Où sont passés les conseillers municipaux du FN ? En mars 2014, le parti de Marine Le Pen avait fait fort en raflant dix mairies de plus de 10 000 habitants (il n'en a plus que neuf depuis que Marc-Etienne Lansade, à Cogolin, a quitté le FN). Il avait également obtenu un peu plus de 1 500 conseillers municipaux, une première pour le parti. Ce chiffre a depuis fondu. Plusieurs médias ont déjà souligné cette déperdition, à commencer par Libération qui, dès 2015, avait compté environ un tiers de démissions chez les élus FN, et 10 % de perte sèche pour la formation (élus non remplacés par d'autres frontistes). Un ordre de grandeur confirmé par des enquêtes menées en 2016 par l'AFP et en 2017 par France Télévisions. A chaque fois, les chiffres étaient obtenus en recoupant des sources telles que la presse locale ou les comptes rendus de conseils municipaux. Des informations disparates, susceptibles d'être affinées.
INTOX
Toujours, surtout, le Front national minimise le phénomène. En 2015, Nicolas Bay, alors secrétaire général du FN, expliquait déjà à Libération que «ce genre de choses arrive partout». En avril 2016, dans le Parisien, il balayait à nouveau la question : «C'est la vie normale d'un parti politique.» En octobre, encore à Libé, il répétait : «Je ne suis pas sûr que ce soit plus élevé que chez les autres partis.» Bref, toutes les formations subiraient la même proportion de pertes. Avec cette justification : «Les élus municipaux ne sont pas des pros de la politique, il peut y avoir des changements dans leur vie, des déménagements, etc.» Une ligne de défense qui n'a donc jamais varié depuis trois ans. Problème : l'argument est faux.
DÉSINTOX
Le Parti socialiste, Les Républicains et les autres ont-ils perdu autant de conseillers municipaux que le Front national depuis les élections de mars 2014 ? Jusqu'ici, la position du FN n'avait jamais pu être contestée, faute d'enquête équivalente sur les autres partis. Mais Libération a eu accès aux données concernant l'ensemble des élus municipaux en France, grâce au répertoire national des élus. Et le constat est clair. S'il y a des démissions partout et une perte d'élus pour chaque parti, la saignée est bien plus importante au Front national qu'ailleurs. Sur 1 581 conseillers municipaux portant l'étiquette FN au sortir des élections de mars 2014, 534 ont depuis cessé de siéger pour le parti d'extrême droite. Un sur trois (33,8 %) : le chiffre est considérable. En comparaison, seuls 14,2 % des élus PS, 14,6 % des UDI ou 11,9 % des UMP (devenu LR) de mars 2014 ont connu le même sort.

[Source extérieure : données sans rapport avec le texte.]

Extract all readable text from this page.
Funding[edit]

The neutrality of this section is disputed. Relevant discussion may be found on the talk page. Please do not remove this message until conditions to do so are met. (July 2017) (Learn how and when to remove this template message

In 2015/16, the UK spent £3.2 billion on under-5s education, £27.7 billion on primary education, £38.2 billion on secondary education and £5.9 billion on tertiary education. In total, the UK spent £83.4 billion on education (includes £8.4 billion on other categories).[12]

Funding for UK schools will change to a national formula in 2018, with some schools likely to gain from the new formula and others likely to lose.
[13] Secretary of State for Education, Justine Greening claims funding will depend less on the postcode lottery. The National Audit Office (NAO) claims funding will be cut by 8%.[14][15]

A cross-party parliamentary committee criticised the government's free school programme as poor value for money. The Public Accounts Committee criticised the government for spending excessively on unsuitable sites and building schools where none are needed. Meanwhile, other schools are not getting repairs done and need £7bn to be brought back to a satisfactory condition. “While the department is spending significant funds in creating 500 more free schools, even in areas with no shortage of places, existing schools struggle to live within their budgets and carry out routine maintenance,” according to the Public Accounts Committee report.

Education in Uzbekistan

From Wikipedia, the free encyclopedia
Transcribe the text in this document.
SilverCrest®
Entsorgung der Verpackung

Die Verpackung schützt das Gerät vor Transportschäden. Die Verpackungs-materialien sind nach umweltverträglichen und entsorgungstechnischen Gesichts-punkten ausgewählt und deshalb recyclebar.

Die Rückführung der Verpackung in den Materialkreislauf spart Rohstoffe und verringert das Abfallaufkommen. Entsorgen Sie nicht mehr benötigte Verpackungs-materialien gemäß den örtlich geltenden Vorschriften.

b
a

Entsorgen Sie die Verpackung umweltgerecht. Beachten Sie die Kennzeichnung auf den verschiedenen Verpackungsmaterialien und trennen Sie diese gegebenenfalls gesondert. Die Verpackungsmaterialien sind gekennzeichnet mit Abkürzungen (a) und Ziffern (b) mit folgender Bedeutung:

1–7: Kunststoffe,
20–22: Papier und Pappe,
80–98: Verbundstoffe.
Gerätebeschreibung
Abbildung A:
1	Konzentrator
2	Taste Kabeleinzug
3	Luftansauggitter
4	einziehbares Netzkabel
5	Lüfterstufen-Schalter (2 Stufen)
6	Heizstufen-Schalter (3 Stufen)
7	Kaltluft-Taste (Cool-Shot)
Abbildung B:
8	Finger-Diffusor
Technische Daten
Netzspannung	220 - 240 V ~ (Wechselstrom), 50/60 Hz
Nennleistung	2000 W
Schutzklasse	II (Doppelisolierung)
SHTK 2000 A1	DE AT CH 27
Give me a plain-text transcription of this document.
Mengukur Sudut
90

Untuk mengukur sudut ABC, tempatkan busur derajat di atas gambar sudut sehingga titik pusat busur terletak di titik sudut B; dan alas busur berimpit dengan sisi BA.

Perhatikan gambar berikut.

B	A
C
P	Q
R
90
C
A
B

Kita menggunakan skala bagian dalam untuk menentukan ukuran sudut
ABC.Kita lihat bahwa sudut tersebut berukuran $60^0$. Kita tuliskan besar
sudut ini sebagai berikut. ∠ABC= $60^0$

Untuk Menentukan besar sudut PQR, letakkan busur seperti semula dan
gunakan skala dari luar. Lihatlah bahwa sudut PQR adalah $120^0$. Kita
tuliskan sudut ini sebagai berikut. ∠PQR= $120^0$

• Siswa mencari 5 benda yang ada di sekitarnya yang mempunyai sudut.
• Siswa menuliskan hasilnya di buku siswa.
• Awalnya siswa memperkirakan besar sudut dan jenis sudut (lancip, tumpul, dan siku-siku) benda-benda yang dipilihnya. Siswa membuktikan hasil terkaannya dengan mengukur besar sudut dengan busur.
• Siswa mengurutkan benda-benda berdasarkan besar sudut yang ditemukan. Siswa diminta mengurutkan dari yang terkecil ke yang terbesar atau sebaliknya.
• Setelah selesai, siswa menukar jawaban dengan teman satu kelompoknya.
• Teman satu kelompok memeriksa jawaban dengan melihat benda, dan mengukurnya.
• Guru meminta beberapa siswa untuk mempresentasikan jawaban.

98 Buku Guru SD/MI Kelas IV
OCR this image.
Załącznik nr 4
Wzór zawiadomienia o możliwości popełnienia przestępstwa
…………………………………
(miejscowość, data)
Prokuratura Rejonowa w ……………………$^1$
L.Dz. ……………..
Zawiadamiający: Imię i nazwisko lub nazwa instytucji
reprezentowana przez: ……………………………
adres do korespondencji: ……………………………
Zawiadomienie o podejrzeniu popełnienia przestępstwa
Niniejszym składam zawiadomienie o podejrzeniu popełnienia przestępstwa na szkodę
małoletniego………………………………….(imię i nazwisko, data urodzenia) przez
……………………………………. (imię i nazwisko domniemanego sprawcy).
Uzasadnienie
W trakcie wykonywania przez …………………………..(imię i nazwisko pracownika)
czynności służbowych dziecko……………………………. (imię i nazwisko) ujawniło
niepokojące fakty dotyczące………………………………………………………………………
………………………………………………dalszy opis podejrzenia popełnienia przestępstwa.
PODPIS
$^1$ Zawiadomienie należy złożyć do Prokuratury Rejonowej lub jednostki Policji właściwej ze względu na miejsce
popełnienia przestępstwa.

Evidemment, ces départs ont été en partie compensés, mais pas tous. Aujourd’hui, il ne reste que 1 378 conseillers municipaux FN. A peu de chose près le chiffre qu’avance désormais le parti. Sauf que sur les 534 élus de 2014 disparus, seuls 331 ont été effectivement «remplacés» par d’autres élus du Front. La perte sèche est donc de 203 sièges municipaux entre mars 2014 et octobre 2017, soit 12,8 % des 1 581 élus d’origine. Et là encore, ce ratio est sans commune mesure avec celui des autres partis : depuis les élections municipales, le PS n’a perdu que 6,1 % de ses élus municipaux, l’UMP-LR 4,4 %, l’UDI 5,4 %, etc. Dit autrement, le Front national a perdu un élu municipal sur huit en trois ans, quand les autres partis en ont perdu un sur vingt.
Reste à comprendre ce qui a conduit ces 33,8 % d'élus frontistes à quitter leur mandat. Les données auxquelles Libération a eu accès indiquent que 85,8 % de ces départs sont des démissions volontaires (contre un tout petit 2,6 % pour cause de décès). Les démissions volontaires pèsent 61,4 % au Parti socialiste, 56,4 % à l'UMP-LR ou 49,6 % à l'UDI. Une fois de plus, le Front national se distingue donc des autres formations. Ce qui confirme les tendances que nous avons pu observer au cours de notre enquête (lire Libération du 3 octobre) sur le malaise qui frappe de nombreux élus du parti de Marine Le Pen.
Si les départs pour convenance personnelle existent, le manque de formation d’élus investis à la va-vite par un parti soucieux d’être présent partout, ainsi que les désaccords internes, expliquent ces quelque neuf démissions volontaires sur dix départs. Au Front national, les déceptions et les colères sont aussi légion que les ambitions déçues : l’impression de ne pas être écouté, un sentiment de solitude… Cette saignée municipale en est le symptôme. Et, n’en déplaise à la direction frontiste, elle constitue bien une anomalie sur l’échiquier politique français.